Ce n'est pas le détail qui concentrerait un discours précis et visible mais l'ensemble qui devient lui-même détail d'un univers forcément inabordable dans sa totalité. Peut-être comme peu de photographes Walker Evans indique à qui contemple ses œuvres que la puissance de la vie est ailleurs que dans ce qu'on regarde, dans l'au-delà des bords du cliché, qui n'est plus (mais ce n'est pas rien) qu'un indice.

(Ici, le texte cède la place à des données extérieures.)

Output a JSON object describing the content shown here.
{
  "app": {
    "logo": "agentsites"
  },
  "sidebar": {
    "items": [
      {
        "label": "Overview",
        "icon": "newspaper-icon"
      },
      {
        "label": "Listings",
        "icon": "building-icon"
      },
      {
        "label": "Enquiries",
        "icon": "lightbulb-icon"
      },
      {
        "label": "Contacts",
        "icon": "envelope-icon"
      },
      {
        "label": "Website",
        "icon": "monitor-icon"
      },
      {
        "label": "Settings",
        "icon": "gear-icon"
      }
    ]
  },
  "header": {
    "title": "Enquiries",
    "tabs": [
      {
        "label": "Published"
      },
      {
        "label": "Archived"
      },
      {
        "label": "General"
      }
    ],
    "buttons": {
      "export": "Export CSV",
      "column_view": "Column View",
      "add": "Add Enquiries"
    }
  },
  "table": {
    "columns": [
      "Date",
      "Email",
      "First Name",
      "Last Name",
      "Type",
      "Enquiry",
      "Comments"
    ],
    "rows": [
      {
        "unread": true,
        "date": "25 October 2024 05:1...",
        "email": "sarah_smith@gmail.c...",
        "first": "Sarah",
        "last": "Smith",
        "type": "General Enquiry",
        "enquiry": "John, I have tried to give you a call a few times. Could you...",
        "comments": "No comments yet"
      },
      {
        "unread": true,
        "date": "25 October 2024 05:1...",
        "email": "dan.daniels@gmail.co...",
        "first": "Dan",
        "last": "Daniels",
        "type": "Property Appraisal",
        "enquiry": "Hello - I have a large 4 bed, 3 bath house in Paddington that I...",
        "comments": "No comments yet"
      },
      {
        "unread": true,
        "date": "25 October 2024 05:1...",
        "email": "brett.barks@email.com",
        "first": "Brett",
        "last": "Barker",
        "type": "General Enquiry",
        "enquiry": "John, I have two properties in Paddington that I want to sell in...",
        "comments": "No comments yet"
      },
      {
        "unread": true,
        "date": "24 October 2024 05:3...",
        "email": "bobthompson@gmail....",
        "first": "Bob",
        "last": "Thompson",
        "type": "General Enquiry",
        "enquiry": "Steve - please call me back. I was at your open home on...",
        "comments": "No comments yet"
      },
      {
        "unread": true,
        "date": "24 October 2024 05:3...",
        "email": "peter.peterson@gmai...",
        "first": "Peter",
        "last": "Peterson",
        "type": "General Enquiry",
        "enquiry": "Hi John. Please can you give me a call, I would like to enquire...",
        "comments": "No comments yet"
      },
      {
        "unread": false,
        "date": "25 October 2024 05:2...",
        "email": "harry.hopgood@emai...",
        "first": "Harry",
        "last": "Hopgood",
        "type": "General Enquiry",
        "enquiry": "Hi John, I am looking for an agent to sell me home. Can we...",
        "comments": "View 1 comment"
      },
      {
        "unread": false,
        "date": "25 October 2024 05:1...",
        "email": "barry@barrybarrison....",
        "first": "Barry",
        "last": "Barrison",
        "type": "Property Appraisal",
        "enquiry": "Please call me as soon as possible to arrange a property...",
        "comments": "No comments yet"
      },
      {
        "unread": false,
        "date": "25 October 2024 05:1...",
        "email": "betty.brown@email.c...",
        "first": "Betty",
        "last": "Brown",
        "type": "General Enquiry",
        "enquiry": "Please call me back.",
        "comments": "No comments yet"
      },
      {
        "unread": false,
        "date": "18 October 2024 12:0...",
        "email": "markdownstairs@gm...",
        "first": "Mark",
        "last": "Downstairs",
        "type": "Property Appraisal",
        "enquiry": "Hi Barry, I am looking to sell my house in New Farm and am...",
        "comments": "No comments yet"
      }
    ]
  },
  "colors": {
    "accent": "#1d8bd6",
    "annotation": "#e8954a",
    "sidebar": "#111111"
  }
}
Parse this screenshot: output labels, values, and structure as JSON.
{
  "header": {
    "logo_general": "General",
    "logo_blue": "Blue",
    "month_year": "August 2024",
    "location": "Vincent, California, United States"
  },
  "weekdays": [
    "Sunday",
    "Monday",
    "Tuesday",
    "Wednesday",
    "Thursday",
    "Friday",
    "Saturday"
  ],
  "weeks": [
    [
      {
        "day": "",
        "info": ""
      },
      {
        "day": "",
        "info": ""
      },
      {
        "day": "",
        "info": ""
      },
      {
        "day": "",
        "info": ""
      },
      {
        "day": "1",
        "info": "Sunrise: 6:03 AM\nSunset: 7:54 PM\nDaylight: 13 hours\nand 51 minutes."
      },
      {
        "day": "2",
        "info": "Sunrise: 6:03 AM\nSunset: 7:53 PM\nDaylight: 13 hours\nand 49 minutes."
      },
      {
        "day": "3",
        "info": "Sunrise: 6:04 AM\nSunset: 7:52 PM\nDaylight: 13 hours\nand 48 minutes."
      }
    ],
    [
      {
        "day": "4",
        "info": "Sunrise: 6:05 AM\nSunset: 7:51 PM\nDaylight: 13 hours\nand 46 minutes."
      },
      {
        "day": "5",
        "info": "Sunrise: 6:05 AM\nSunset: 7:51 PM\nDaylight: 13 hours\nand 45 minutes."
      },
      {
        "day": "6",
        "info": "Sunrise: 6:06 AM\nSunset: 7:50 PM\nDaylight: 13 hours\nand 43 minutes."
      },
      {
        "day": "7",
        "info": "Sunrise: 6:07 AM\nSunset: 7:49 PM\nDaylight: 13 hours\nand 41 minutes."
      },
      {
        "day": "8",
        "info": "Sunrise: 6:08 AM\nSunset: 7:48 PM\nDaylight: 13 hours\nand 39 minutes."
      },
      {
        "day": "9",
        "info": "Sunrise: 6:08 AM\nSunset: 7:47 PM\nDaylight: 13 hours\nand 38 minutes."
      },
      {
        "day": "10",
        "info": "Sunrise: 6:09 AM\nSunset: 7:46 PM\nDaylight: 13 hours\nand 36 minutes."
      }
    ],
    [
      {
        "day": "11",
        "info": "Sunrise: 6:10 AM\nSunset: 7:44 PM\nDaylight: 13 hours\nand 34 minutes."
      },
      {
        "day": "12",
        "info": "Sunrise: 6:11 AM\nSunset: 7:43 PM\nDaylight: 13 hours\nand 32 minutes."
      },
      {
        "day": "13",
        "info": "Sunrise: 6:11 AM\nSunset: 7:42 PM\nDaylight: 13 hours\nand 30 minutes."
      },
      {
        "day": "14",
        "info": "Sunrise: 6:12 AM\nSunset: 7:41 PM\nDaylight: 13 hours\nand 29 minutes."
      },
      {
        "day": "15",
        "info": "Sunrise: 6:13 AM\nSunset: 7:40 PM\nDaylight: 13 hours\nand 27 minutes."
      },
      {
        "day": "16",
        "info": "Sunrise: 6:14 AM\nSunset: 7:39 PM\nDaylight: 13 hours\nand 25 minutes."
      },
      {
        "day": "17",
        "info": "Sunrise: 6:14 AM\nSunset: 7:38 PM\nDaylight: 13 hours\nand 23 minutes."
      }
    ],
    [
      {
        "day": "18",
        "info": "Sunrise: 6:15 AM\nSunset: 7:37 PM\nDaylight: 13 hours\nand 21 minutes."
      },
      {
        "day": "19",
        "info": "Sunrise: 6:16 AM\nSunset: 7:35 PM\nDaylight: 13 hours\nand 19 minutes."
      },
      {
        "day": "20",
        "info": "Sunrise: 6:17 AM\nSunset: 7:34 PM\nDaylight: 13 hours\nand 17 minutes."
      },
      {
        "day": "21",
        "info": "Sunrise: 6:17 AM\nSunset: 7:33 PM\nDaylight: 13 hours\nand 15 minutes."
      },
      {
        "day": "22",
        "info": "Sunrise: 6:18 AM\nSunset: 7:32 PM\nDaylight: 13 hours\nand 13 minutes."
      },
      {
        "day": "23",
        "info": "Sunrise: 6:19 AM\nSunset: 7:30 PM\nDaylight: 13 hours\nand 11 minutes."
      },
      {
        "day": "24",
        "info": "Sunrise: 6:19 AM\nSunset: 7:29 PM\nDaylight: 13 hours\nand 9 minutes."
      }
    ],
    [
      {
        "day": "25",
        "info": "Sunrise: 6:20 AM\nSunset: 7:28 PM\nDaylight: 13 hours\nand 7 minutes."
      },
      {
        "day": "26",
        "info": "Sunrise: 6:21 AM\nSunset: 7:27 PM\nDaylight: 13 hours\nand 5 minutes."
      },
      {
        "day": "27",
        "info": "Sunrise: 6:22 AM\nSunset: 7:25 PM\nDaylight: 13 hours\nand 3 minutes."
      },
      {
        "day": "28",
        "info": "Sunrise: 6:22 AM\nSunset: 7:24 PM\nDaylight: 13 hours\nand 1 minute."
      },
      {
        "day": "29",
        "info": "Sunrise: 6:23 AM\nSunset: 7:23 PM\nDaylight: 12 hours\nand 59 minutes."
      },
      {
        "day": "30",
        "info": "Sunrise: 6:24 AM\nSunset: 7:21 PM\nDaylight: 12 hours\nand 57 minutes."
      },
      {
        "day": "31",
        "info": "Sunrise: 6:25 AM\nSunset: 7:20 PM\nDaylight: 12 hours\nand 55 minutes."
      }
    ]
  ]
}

Ce n'est pourtant la première partie de l'ouvrage mais certains clichés de la deuxième partie, lorsque le photographe fixe son attention sur des lieux, des constructions, qui retient l'attention. Généralement il n'y a personne ; parfois un ou deux individus. On pourrait croire qu'il s'agit d'une entreprise quasi technique de repertoire d'architecture s'il n'y avait cette constante distance sensible qui charge l'atmosphère d'une tension rappelant le travail de Hopper, justement. Le peintre absorbait par l'épaisseur des couleurs choisies l'air, le souffle du monde. À l'opposé d'une démarche impressionniste, il voulait que tout soit pesé et compté. On retrouvera, par des moyens évidemment différents, cette même sensation chez Evans. J'avais déjà évoqué ce côté troublant dans un ancien billet, ce sentiment que quelque chose (ou quelqu'un) s'absente du monde. C'est une récurrence.

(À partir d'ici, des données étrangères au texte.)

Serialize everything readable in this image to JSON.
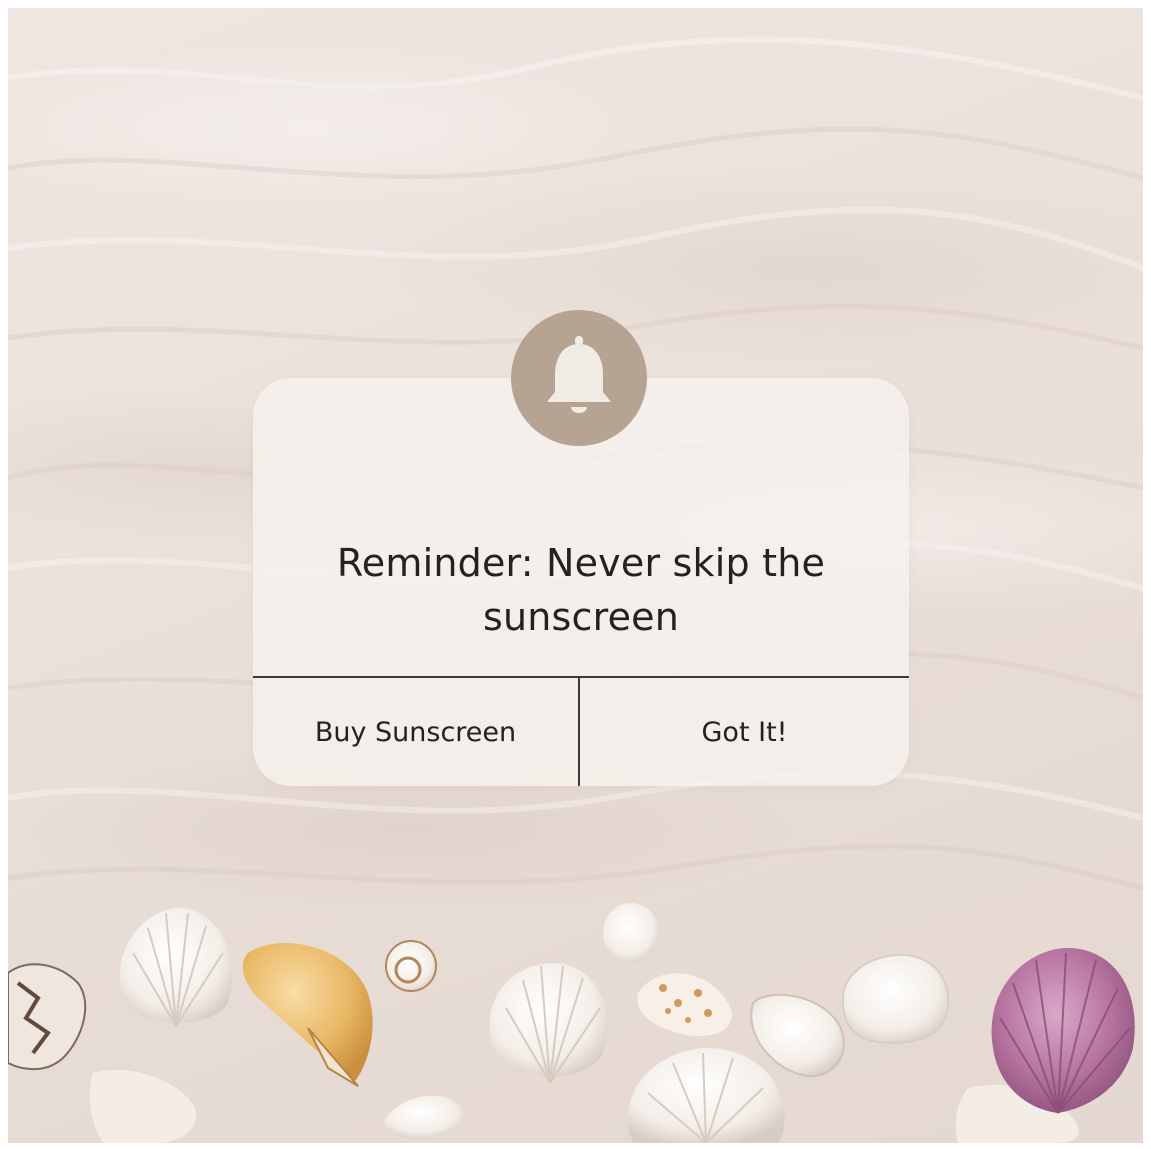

La modestie de la bâtisse, l'étrange disposition des bancs au premier plan, la luminosité égale, crue, tout cela allié à la frontalité de la prise donne à cette photographie une épaisseur curieuse. Dans le même temps que la pancarte nous indique le lieu de culte et donc de rassemblement, Evans choisit d'évoquer le désert, la solitude et le silence. Par ce décalage, il creuse la question du territoire quand nous n'y sommes pas, la question des choses que nous les mettons entre parenthèses quand nous sommes ailleurs. De ce qui reste, alors que c'est, pour l'heure, peu de chose. La monumentalité n'est pas le souci d'Evans. Son goût pour les structures répétitives, les alignements définit assez clairement qu'il ne se place pas du côté du particulier, de l'exception mais du côté du commun, et donc du quotidien.

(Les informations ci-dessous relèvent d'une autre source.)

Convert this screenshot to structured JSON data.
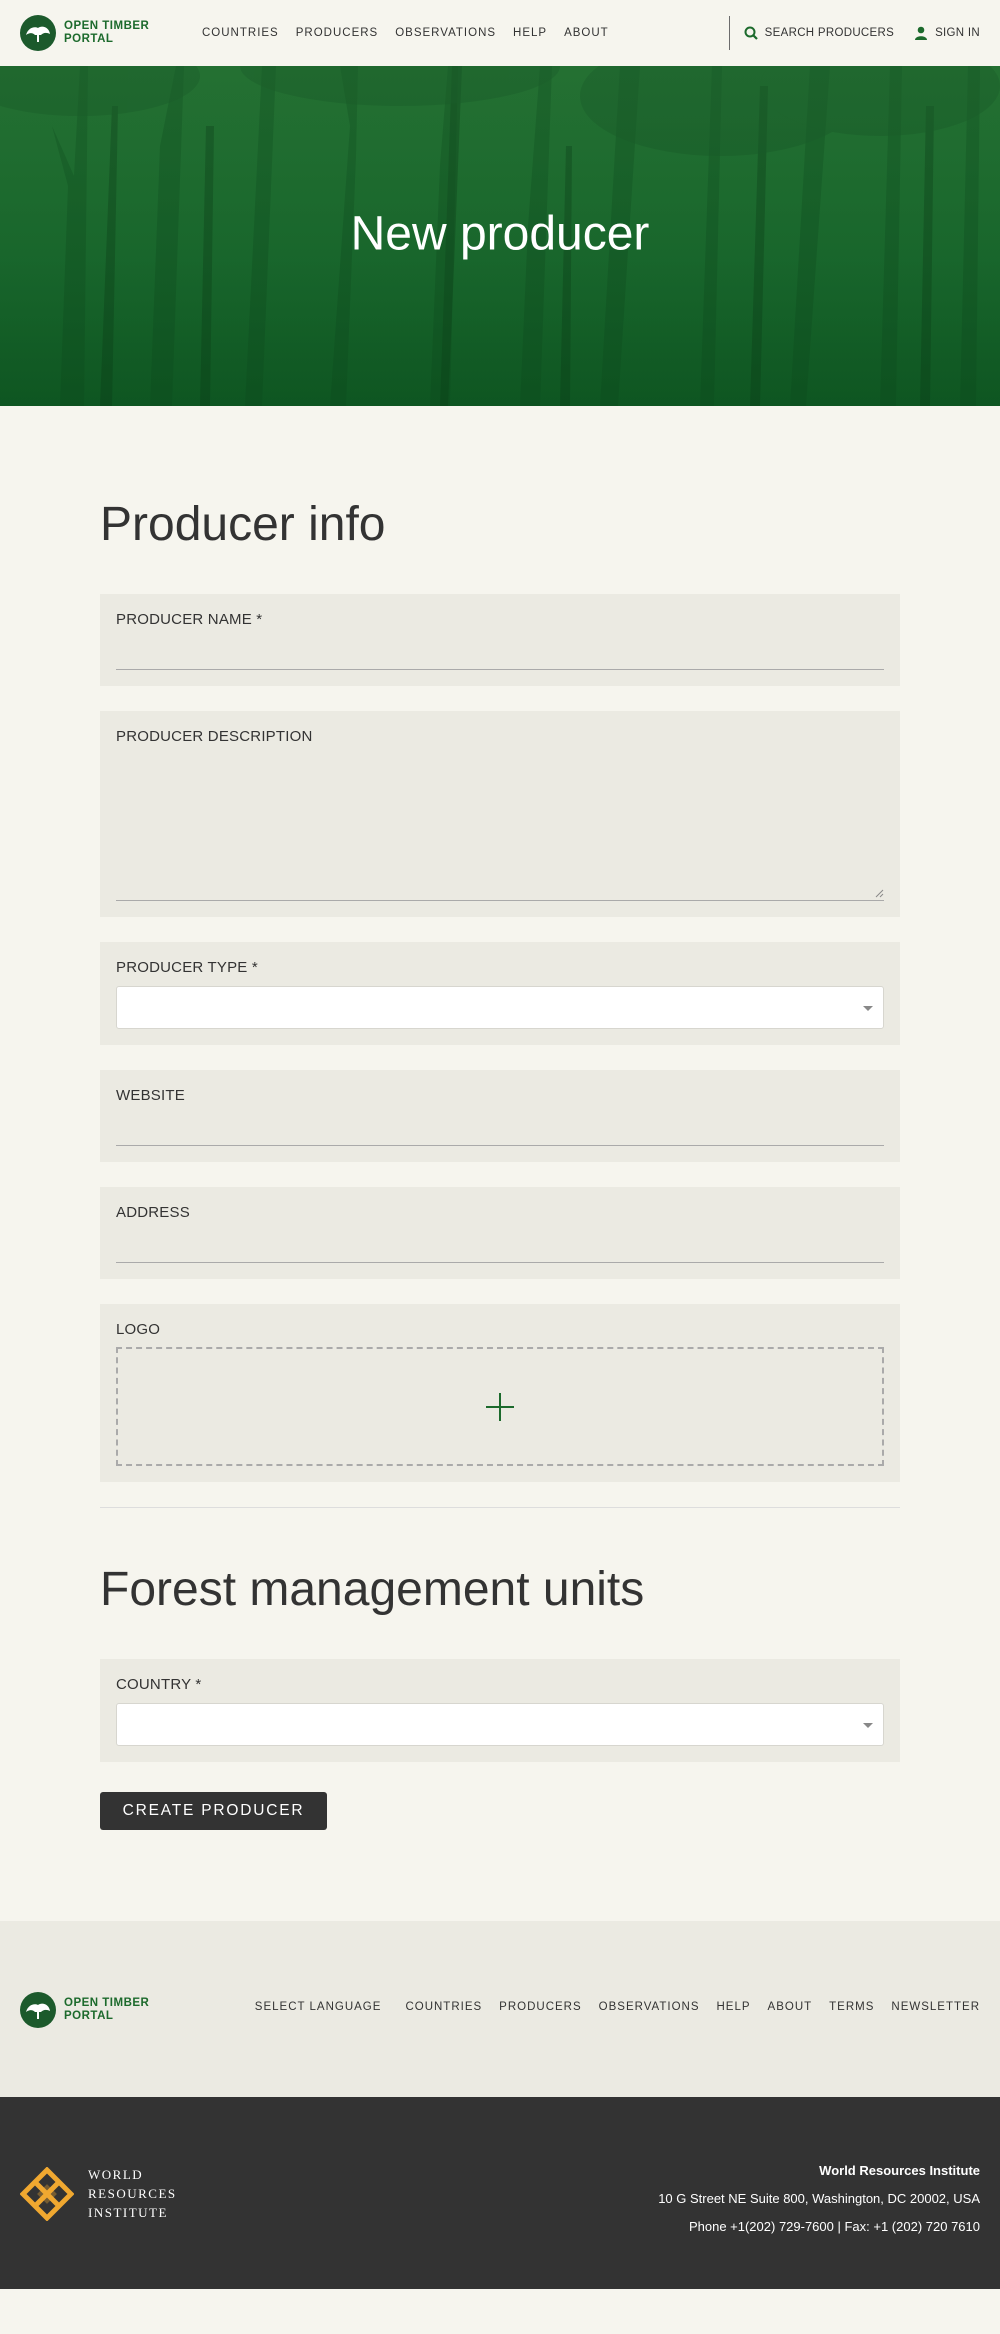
{
  "header": {
    "logo_line1": "OPEN TIMBER",
    "logo_line2": "PORTAL",
    "nav": [
      "COUNTRIES",
      "PRODUCERS",
      "OBSERVATIONS",
      "HELP",
      "ABOUT"
    ],
    "search_label": "SEARCH PRODUCERS",
    "signin_label": "SIGN IN"
  },
  "hero": {
    "title": "New producer"
  },
  "producer_info": {
    "title": "Producer info",
    "name_label": "PRODUCER NAME *",
    "description_label": "PRODUCER DESCRIPTION",
    "type_label": "PRODUCER TYPE *",
    "website_label": "WEBSITE",
    "address_label": "ADDRESS",
    "logo_label": "LOGO"
  },
  "fmu": {
    "title": "Forest management units",
    "country_label": "COUNTRY *"
  },
  "submit_label": "CREATE PRODUCER",
  "footer": {
    "logo_line1": "OPEN TIMBER",
    "logo_line2": "PORTAL",
    "select_language": "SELECT LANGUAGE",
    "nav": [
      "COUNTRIES",
      "PRODUCERS",
      "OBSERVATIONS",
      "HELP",
      "ABOUT",
      "TERMS",
      "NEWSLETTER"
    ],
    "wri_line1": "WORLD",
    "wri_line2": "RESOURCES",
    "wri_line3": "INSTITUTE",
    "org": "World Resources Institute",
    "address": "10 G Street NE Suite 800, Washington, DC 20002, USA",
    "phone": "Phone +1(202) 729-7600 | Fax: +1 (202) 720 7610"
  },
  "colors": {
    "brand_green": "#1c6a2c",
    "hero_green": "#17692c",
    "dark": "#333333",
    "wri_orange": "#f0a830"
  }
}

La vie est là, certes, et d'un rien elle s'anime, évidemment. Mais ce que retient Evans, dans son objectif, n'est pas si éloigné de Hopper : avant que tout ne se mette en branle, il y a une organisation de l'espace, et du temps, qui contraint et étouffe. Ces deux photographies invitent le spectateur à suivre la route (ou la rue), à se conformer à la trace, trace elle-même redoublée par l'alignement des maisons, toutes pareilles, jusque dans ce qu'on supposera être la touche d'originalité. Un détail marginal dans un univers qui n'offre justement pas de marge...
En lisant (faut-il écrire en parcourant...) Photographies américaines, on comprend mieux l'admiration qu'ont suscitée et l'auteur et le livre ; on ne s'étonne pas de la confession de Cartier-Bresson, dans une lettre adressée à Peter Galassi, conservateur du MoMA, en 2001 : « If it had not been for the challenge of the work of Walker Evans I don’t think I would have remained a photographer » (S'il n'y avait eu le défi que représentait l'œuvre de Walker Evans, je ne pense que je serais resté photographe).
(1)Walker Evans, Photographies américaines, Five Continents Editions, 2012
(2)Jean-François Chevrier, "Walker Evans, American Photographs et la question du sujet", Communications, vol. 71, 2001, pp.63-103.